Elogios de um lado, elogios do outro, de repente um deles se referiu a mim, no meio do diálogo; disse algo mais ou menos do tipo: “Não diga isso ao fulano, porque ele vive criticando e não acredita que o Mito vai consertar este país!”, ao que o outro respondeu apenas com um emoji de arma com os dedos – gesto que se tornou símbolo característico desse governo.
Não era preciso dizer mais nada para que se entendesse sobre de que o velho colega estava falando ao responder com aquele símbolo. Era a expressão típica da ideia contida no antigo bordão “Para os amigos pão, para os inimigos pau”, dos chefes políticos da época do coronelismo da República Velha, retratado com maestria por Vítor Nunes Leal em “Coronelismo, enxada e voto”, lançado em 1949. Ali estava mais um dos vários sinais do recrudescimento do ultraconservadorismo intolerante, insensato e violento no país.
Já tive oportunidade de falar desse fenômeno no meu livro “O conservadorismo descortês e hostil de Bolsonaro é endêmico”, publicado nos formatos impresso e e-book no site www.amazon.com.
1 O subtítulo sintetiza o conteúdo do livro: “O presidente abriu as compotas de sentimentos que jaziam camuflados em grande parte da população brasileira”. Para entender um pouco do que acontece no íntimo das pessoas que agem assim, fomos beber na fonte da Psicanálise Reichiana que, por tabela, nos remeteu à Neurociência de Mac Lean.
Paul Mac Lean (1913-2007), médico estadunidense neurocientista, teorizou, em 1946, que o ser humano possui um cérebro trino, isto é, dividido em três partes distintas, que definem o comportamento dos indivíduos: cérebro reptiliano, cérebro límbico e cérebro neocórtex.
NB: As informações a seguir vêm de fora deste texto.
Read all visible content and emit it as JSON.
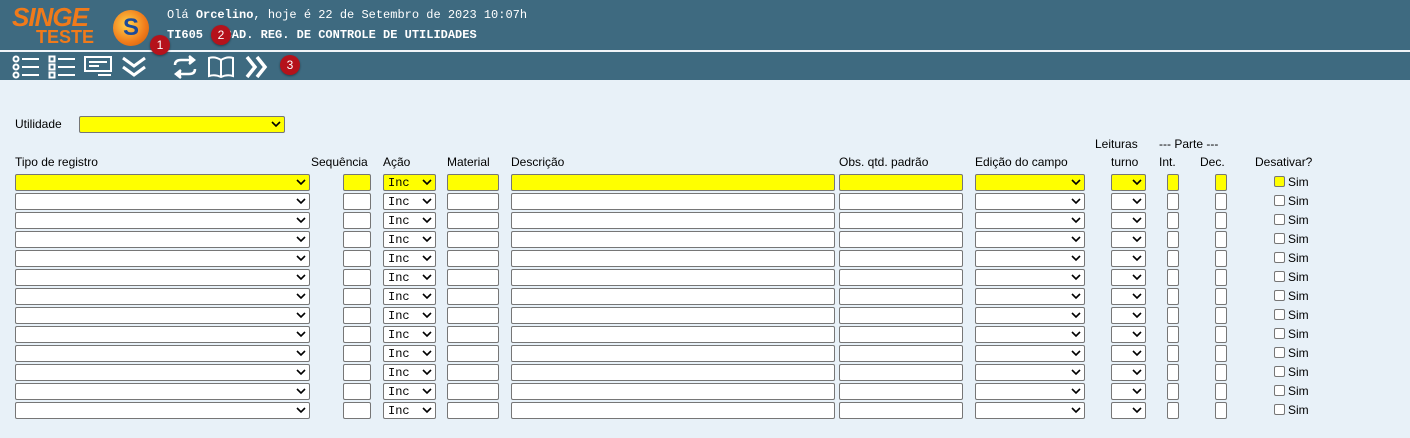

A base da estrutura cerebral constitui o cérebro reptiliano, a parte central, logo acima, é o cérebro límbico, e a parte superior, rugosa, constitui o cérebro cortical, ou neocórtex.
O cérebro reptiliano corresponde ao cérebro dos répteis, que agem única e exclusivamente em função da  sobrevivência: sempre prontos para fugir ou enfrentar o perigo, real ou não, comer, dormir, procriar. O cérebro límbico é onde se concentra as emoções, os sentimentos. O cérebro neocórtex é o responsável pela razão, inteligência, capacidade de análise e confrontação de ideias.
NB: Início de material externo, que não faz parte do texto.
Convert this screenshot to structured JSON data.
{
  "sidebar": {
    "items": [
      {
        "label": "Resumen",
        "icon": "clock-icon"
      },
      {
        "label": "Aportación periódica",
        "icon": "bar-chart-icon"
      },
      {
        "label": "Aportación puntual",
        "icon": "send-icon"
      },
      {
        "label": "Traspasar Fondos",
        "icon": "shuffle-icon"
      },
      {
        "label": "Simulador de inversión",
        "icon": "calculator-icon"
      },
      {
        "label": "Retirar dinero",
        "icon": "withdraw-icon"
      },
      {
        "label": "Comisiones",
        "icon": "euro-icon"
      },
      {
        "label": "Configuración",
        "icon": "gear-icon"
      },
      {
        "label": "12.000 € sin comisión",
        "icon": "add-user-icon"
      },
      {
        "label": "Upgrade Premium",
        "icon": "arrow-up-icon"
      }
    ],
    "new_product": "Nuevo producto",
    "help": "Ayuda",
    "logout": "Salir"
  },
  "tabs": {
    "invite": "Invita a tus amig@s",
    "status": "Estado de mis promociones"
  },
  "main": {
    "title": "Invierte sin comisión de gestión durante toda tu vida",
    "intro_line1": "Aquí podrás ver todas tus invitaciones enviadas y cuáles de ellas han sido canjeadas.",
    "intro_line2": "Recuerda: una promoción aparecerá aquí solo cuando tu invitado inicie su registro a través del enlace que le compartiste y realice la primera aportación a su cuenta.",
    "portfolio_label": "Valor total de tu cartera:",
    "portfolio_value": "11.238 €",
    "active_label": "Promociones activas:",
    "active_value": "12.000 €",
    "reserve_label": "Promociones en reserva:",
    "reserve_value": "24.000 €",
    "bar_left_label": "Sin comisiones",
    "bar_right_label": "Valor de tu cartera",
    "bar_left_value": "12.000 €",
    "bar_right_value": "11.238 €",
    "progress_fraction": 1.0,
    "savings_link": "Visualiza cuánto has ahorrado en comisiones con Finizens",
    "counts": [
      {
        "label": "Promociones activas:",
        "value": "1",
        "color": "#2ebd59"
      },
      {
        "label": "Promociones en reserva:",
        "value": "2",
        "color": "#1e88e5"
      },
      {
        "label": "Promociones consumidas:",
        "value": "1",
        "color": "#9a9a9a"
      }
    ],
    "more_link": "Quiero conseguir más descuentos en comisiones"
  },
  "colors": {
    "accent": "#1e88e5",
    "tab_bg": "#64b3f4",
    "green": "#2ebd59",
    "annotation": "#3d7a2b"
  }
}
O normal é que os três cérebros atuem em equilíbrio, sem a prevalência de um sobre o outro. Se isso acontece, temos um indivíduo equilibrado, sensato, dotado de sensibilidade e empatia. Quando um deles se sobressai o indivíduo tende a ter comportamentos característicos do cérebro em evidência: o neocórtex leva o indivíduo a se tornar excessivamente racional e o límbico excessivamente emotivo. O reptiliano, merece destaque nesta abordagem: quando ele prevalece sobre os outros, o indivíduo se torna irracional, agressivo, insensível, egocêntrico, capaz de não medir esforços para conseguir o que quer. Os psicopatas, assim como os psicóticos, são tipicamente reptilianos – vale destacar, contudo, que nem todo reptiliano é psicopata, mas todo psicopata é reptiliano.
Se avaliarmos a endemia do ultraconservadorismo descortês e hostil que tomou conta do Brasil nos últimos dois ou três anos, tomando por base a prevalência do cérebro reptiliano nas ações de indivíduos agressivos, intolerantes, violentos, capazes de ferir e até aniquilar quem pensa diferente deles, diríamos que o Brasil vive uma Era Reptiliana.
Ou seja, temos alguns cérebros reptilianos comandando a nação, e milhões de outros, não só apoiando ações estapafúrdias, mas prontos para fazer o sangue dos opositores jorrar. E o pior, são capazes de fazer tudo isso em nome de Deus, numa aliança sanguinária entre católicos fundamentalistas e os denominados “terrivelmente evangélicos”.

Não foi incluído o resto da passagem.